Natuurlijk koolzaad bestaat voor zeker 50% uit erucazuur,. Erucazuur is verantwoordelijk voor de bittere smaak van koolzaad en bij die dosering en lager schadelijk voor de gezondheid. Om koolzaadolie geschikt te maken voor menselijke consumptie is het zuur er uit geteeld, voornamelijk door genetische modificatie. In Europa is het maximum gehalte aan erucazuur in koolzaadolie voor consumptie gesteld op 5%, in de Verenigde Staten ligt die grens lager (2%).

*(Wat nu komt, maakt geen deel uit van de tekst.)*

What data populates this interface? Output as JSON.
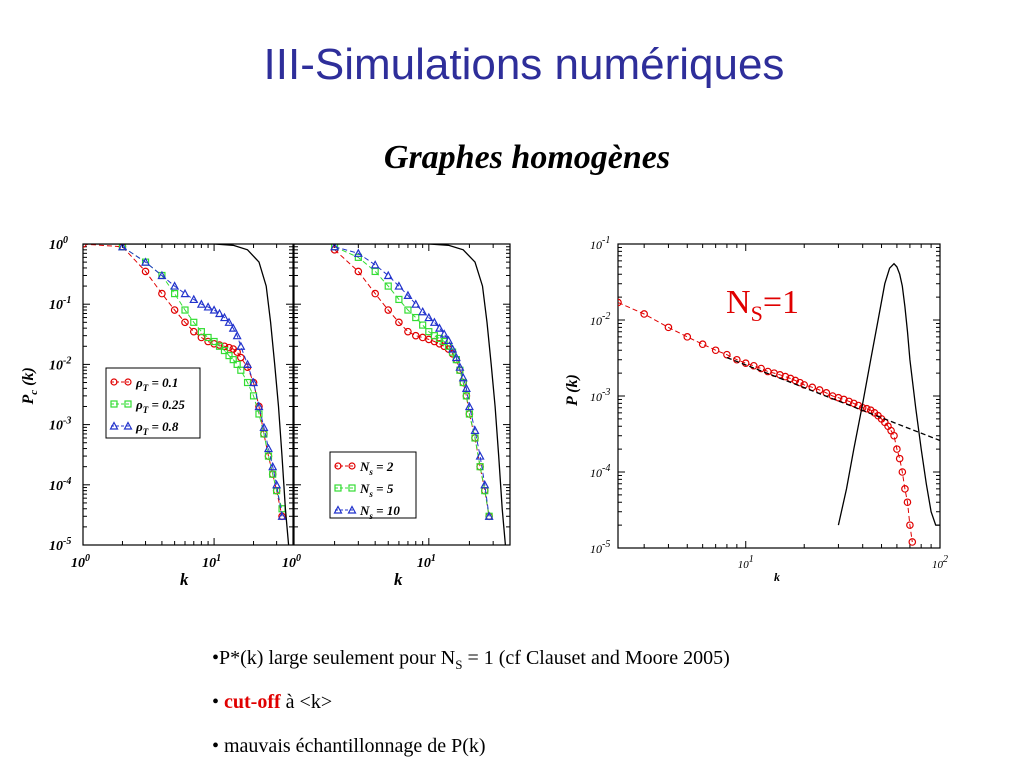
{
  "header": {
    "title": "III-Simulations numériques",
    "subtitle": "Graphes homogènes"
  },
  "colors": {
    "title": "#2e2e9a",
    "red": "#e00000",
    "green": "#33dd33",
    "blue": "#2233cc",
    "black": "#000000"
  },
  "chart_data": [
    {
      "type": "line",
      "panel": "left-a",
      "scale": "log-log",
      "ylabel": "P_c (k)",
      "xlabel": "k",
      "xlim": [
        1,
        40
      ],
      "ylim": [
        1e-05,
        1
      ],
      "x_ticks": [
        "10^0",
        "10^1"
      ],
      "y_ticks": [
        "10^0",
        "10^-1",
        "10^-2",
        "10^-3",
        "10^-4",
        "10^-5"
      ],
      "legend": [
        "ρ_T = 0.1",
        "ρ_T = 0.25",
        "ρ_T = 0.8"
      ],
      "legend_position": "middle-left",
      "series": [
        {
          "name": "ρ_T = 0.1",
          "color": "red",
          "marker": "circle",
          "x": [
            1,
            2,
            3,
            4,
            5,
            6,
            7,
            8,
            9,
            10,
            11,
            12,
            13,
            14,
            15,
            16,
            18,
            20,
            22,
            24,
            26,
            28,
            30,
            33
          ],
          "y": [
            1,
            0.9,
            0.35,
            0.15,
            0.08,
            0.05,
            0.035,
            0.028,
            0.024,
            0.022,
            0.021,
            0.02,
            0.019,
            0.018,
            0.016,
            0.013,
            0.009,
            0.005,
            0.002,
            0.0007,
            0.0003,
            0.00015,
            8e-05,
            3e-05
          ]
        },
        {
          "name": "ρ_T = 0.25",
          "color": "green",
          "marker": "square",
          "x": [
            2,
            3,
            4,
            5,
            6,
            7,
            8,
            9,
            10,
            11,
            12,
            13,
            14,
            15,
            16,
            18,
            20,
            22,
            24,
            26,
            28,
            30,
            33
          ],
          "y": [
            0.9,
            0.5,
            0.3,
            0.15,
            0.08,
            0.05,
            0.035,
            0.028,
            0.024,
            0.02,
            0.017,
            0.014,
            0.012,
            0.01,
            0.008,
            0.005,
            0.003,
            0.0015,
            0.0007,
            0.0003,
            0.00015,
            8e-05,
            4e-05
          ]
        },
        {
          "name": "ρ_T = 0.8",
          "color": "blue",
          "marker": "triangle",
          "x": [
            2,
            3,
            4,
            5,
            6,
            7,
            8,
            9,
            10,
            11,
            12,
            13,
            14,
            15,
            16,
            18,
            20,
            22,
            24,
            26,
            28,
            30,
            33
          ],
          "y": [
            0.9,
            0.5,
            0.3,
            0.2,
            0.15,
            0.12,
            0.1,
            0.09,
            0.08,
            0.07,
            0.06,
            0.05,
            0.04,
            0.03,
            0.02,
            0.01,
            0.005,
            0.002,
            0.0009,
            0.0004,
            0.0002,
            0.0001,
            3e-05
          ]
        },
        {
          "name": "",
          "color": "black",
          "marker": "none",
          "x": [
            1,
            10,
            14,
            18,
            22,
            25,
            27,
            29,
            31,
            33,
            35,
            37
          ],
          "y": [
            1,
            1,
            0.95,
            0.8,
            0.5,
            0.2,
            0.05,
            0.01,
            0.002,
            0.0003,
            4e-05,
            1e-05
          ]
        }
      ]
    },
    {
      "type": "line",
      "panel": "left-b",
      "scale": "log-log",
      "xlabel": "k",
      "xlim": [
        1,
        40
      ],
      "ylim": [
        1e-05,
        1
      ],
      "x_ticks": [
        "10^0",
        "10^1"
      ],
      "legend": [
        "N_s = 2",
        "N_s = 5",
        "N_s = 10"
      ],
      "legend_position": "bottom-left",
      "series": [
        {
          "name": "N_s = 2",
          "color": "red",
          "marker": "circle",
          "x": [
            2,
            3,
            4,
            5,
            6,
            7,
            8,
            9,
            10,
            11,
            12,
            13,
            14,
            15,
            16,
            17,
            18,
            19,
            20,
            22,
            24,
            26,
            28
          ],
          "y": [
            0.8,
            0.35,
            0.15,
            0.08,
            0.05,
            0.035,
            0.03,
            0.028,
            0.026,
            0.024,
            0.022,
            0.02,
            0.018,
            0.015,
            0.012,
            0.008,
            0.005,
            0.003,
            0.0015,
            0.0006,
            0.0002,
            8e-05,
            3e-05
          ]
        },
        {
          "name": "N_s = 5",
          "color": "green",
          "marker": "square",
          "x": [
            2,
            3,
            4,
            5,
            6,
            7,
            8,
            9,
            10,
            11,
            12,
            13,
            14,
            15,
            16,
            17,
            18,
            19,
            20,
            22,
            24,
            26,
            28
          ],
          "y": [
            0.9,
            0.6,
            0.35,
            0.2,
            0.12,
            0.08,
            0.06,
            0.045,
            0.035,
            0.03,
            0.027,
            0.024,
            0.02,
            0.016,
            0.012,
            0.008,
            0.005,
            0.003,
            0.0015,
            0.0006,
            0.0002,
            8e-05,
            3e-05
          ]
        },
        {
          "name": "N_s = 10",
          "color": "blue",
          "marker": "triangle",
          "x": [
            2,
            3,
            4,
            5,
            6,
            7,
            8,
            9,
            10,
            11,
            12,
            13,
            14,
            15,
            16,
            17,
            18,
            19,
            20,
            22,
            24,
            26,
            28
          ],
          "y": [
            0.9,
            0.7,
            0.45,
            0.3,
            0.2,
            0.14,
            0.1,
            0.075,
            0.06,
            0.05,
            0.04,
            0.032,
            0.025,
            0.018,
            0.013,
            0.009,
            0.006,
            0.004,
            0.002,
            0.0008,
            0.0003,
            0.0001,
            3e-05
          ]
        },
        {
          "name": "",
          "color": "black",
          "marker": "none",
          "x": [
            1,
            10,
            14,
            18,
            22,
            25,
            27,
            29,
            31,
            33,
            35,
            37
          ],
          "y": [
            1,
            1,
            0.95,
            0.8,
            0.5,
            0.2,
            0.05,
            0.01,
            0.002,
            0.0003,
            4e-05,
            1e-05
          ]
        }
      ]
    },
    {
      "type": "line",
      "panel": "right",
      "scale": "log-log",
      "ylabel": "P (k)",
      "xlabel": "k",
      "xlim": [
        2.2,
        100
      ],
      "ylim": [
        1e-05,
        0.1
      ],
      "x_ticks": [
        "10^1",
        "10^2"
      ],
      "y_ticks": [
        "10^-1",
        "10^-2",
        "10^-3",
        "10^-4",
        "10^-5"
      ],
      "annotation": "N_S=1",
      "series": [
        {
          "name": "",
          "color": "red",
          "marker": "circle",
          "x": [
            2.2,
            3,
            4,
            5,
            6,
            7,
            8,
            9,
            10,
            11,
            12,
            13,
            14,
            15,
            16,
            17,
            18,
            19,
            20,
            22,
            24,
            26,
            28,
            30,
            32,
            34,
            36,
            38,
            40,
            42,
            44,
            46,
            48,
            50,
            52,
            54,
            56,
            58,
            60,
            62,
            64,
            66,
            68,
            70,
            72
          ],
          "y": [
            0.017,
            0.012,
            0.008,
            0.006,
            0.0048,
            0.004,
            0.0035,
            0.003,
            0.0027,
            0.0025,
            0.0023,
            0.0021,
            0.002,
            0.0019,
            0.0018,
            0.0017,
            0.0016,
            0.0015,
            0.0014,
            0.0013,
            0.0012,
            0.0011,
            0.001,
            0.00095,
            0.0009,
            0.00085,
            0.0008,
            0.00075,
            0.0007,
            0.00068,
            0.00065,
            0.0006,
            0.00055,
            0.0005,
            0.00045,
            0.0004,
            0.00035,
            0.0003,
            0.0002,
            0.00015,
            0.0001,
            6e-05,
            4e-05,
            2e-05,
            1.2e-05
          ]
        },
        {
          "name": "",
          "color": "black",
          "dash": true,
          "marker": "none",
          "x": [
            8,
            100
          ],
          "y": [
            0.0032,
            0.00026
          ]
        },
        {
          "name": "",
          "color": "black",
          "marker": "none",
          "x": [
            30,
            33,
            36,
            40,
            44,
            48,
            52,
            55,
            58,
            60,
            62,
            64,
            66,
            68,
            70,
            75,
            80,
            85,
            90,
            95,
            100
          ],
          "y": [
            2e-05,
            6e-05,
            0.0002,
            0.0008,
            0.003,
            0.01,
            0.03,
            0.048,
            0.055,
            0.05,
            0.04,
            0.028,
            0.015,
            0.007,
            0.003,
            0.0007,
            0.0002,
            7e-05,
            3e-05,
            2e-05,
            2e-05
          ]
        }
      ]
    }
  ],
  "bullets": {
    "b1_prefix": "•P*(k) large  seulement pour  N",
    "b1_sub": "S",
    "b1_suffix": " = 1  (cf Clauset and Moore 2005)",
    "b2_prefix": "• ",
    "b2_red": "cut-off",
    "b2_suffix": " à <k>",
    "b3": "• mauvais échantillonnage de  P(k)"
  }
}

In 1981 werd Spanje geconfronteerd met het Spaanse oliesyndroom, dat meer dan 20.00 slachtoffers maakte en 600 mensenlevens kostte. De olie in kwestie werd verkocht als olijfolie, maar was koolzaadolie voor industrieel gebruik. De aanstichter van het syndroom, dat de onofficiële naam enfermedad de la colza kreeg, waren de chemicaliën die werden gebruikt om de olie te zuiveren, niet de stoffen die er van nature in komen.
De olierijke zaden zijn rijk aan linoleenzuur en vitamine E.